Partindo rumo à Pátria eterna
Sua morte, aos 54 anos,
foi considerada por muitos como prematura, mas São Vicente não pensava dessa forma:
“Que Deus me dê a longevidade que Ele quiser e como quiser”.7 Recebeu a
derradeira enfermidade — sofria dos pulmões — como uma dádiva, e preparou-se
com serenidade para romper o último véu que o separava da posse definitiva do
Senhor: o corpo. Na noite de 22 de janeiro de 1850, rodeado pelos padres da
Sociedade do Apostolado Católico, exalou o último suspiro e partiu para gozar,
pelos séculos eternos, da visão do Deus infinito tão amado por ele.
Em nossa época, quando
até o Ocidente cristão assume as características de uma grande zona de missão,
o ímpeto evangelizador de São Vicente Pallotti nos repete este conselho: “Não
te julgues incapaz de alcançar menos que os maiores santos!

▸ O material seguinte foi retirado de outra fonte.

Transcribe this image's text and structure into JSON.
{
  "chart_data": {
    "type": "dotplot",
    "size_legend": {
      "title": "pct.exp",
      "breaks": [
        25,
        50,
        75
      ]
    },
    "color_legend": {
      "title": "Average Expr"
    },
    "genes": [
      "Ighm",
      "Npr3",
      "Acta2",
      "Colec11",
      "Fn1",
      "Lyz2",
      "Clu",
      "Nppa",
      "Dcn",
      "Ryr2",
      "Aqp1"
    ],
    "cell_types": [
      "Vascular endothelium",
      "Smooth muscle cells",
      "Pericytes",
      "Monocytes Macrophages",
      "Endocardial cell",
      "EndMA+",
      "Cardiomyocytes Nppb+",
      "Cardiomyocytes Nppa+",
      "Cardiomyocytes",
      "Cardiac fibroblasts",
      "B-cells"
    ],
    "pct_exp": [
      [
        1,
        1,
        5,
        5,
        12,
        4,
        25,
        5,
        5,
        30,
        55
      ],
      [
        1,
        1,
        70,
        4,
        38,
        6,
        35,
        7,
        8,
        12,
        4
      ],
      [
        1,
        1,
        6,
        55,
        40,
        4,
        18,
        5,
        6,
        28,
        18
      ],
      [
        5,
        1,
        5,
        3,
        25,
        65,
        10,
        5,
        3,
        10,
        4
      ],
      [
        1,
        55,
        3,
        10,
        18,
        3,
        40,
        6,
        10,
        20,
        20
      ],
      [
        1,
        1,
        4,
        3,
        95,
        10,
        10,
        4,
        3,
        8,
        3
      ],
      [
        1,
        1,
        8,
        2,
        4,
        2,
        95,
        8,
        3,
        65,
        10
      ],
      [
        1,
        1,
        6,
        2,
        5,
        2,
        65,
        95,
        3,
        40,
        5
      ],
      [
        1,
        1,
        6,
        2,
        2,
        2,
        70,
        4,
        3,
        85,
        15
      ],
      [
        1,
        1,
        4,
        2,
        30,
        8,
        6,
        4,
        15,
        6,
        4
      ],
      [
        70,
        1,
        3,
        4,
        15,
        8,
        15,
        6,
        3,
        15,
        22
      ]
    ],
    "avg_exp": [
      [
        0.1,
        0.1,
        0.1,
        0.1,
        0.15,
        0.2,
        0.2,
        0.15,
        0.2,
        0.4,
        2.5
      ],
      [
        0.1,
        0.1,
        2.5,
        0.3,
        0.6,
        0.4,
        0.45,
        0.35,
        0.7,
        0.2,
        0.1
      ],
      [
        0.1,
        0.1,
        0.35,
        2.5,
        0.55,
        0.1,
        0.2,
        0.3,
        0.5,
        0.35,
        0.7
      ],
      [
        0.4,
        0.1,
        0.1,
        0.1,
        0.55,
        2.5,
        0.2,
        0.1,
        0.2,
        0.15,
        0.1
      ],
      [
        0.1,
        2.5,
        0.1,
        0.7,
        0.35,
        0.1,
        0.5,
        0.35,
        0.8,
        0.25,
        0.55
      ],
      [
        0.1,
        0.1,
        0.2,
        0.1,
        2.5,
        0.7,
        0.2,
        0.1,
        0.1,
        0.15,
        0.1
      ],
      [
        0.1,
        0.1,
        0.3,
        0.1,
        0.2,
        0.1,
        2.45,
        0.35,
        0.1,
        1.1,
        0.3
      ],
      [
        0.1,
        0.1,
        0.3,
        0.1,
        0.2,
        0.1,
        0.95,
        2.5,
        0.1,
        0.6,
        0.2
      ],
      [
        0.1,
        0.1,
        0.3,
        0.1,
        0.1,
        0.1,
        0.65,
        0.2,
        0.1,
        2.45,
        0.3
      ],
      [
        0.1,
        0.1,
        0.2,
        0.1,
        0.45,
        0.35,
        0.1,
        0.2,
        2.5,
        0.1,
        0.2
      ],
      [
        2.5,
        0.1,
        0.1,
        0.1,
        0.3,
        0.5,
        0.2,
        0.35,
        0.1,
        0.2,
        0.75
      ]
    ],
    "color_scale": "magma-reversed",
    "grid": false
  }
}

Com a graça de
Deus, atingirás metas ainda mais altas. Trabalhemos, trabalhemos
incansavelmente na propagação da Fé e em suscitar o amor pela infinita glória
de Deus”.8
1 GAYNOR, SAC, Juan
Santos. São Vicente Pallotti. Santa Maria: Pallotti, 1981, p.24.
2 Idem, p.31.
3 PISTELLA, SAC,
Domenic. Saint Vincent
Pallotti – The Patron of Lay Apostolate. New York: Knights of St. John, 1963,
p.63.
4 Idem.
5 GAYNOR, Op. cit.,
p.53.
6 Idem, p.61.
7 Idem, p.80.
8 SALES, Andrés de. In:
Año Cristiano. Madrid: BAC, 2002, v.I, p.440 -441.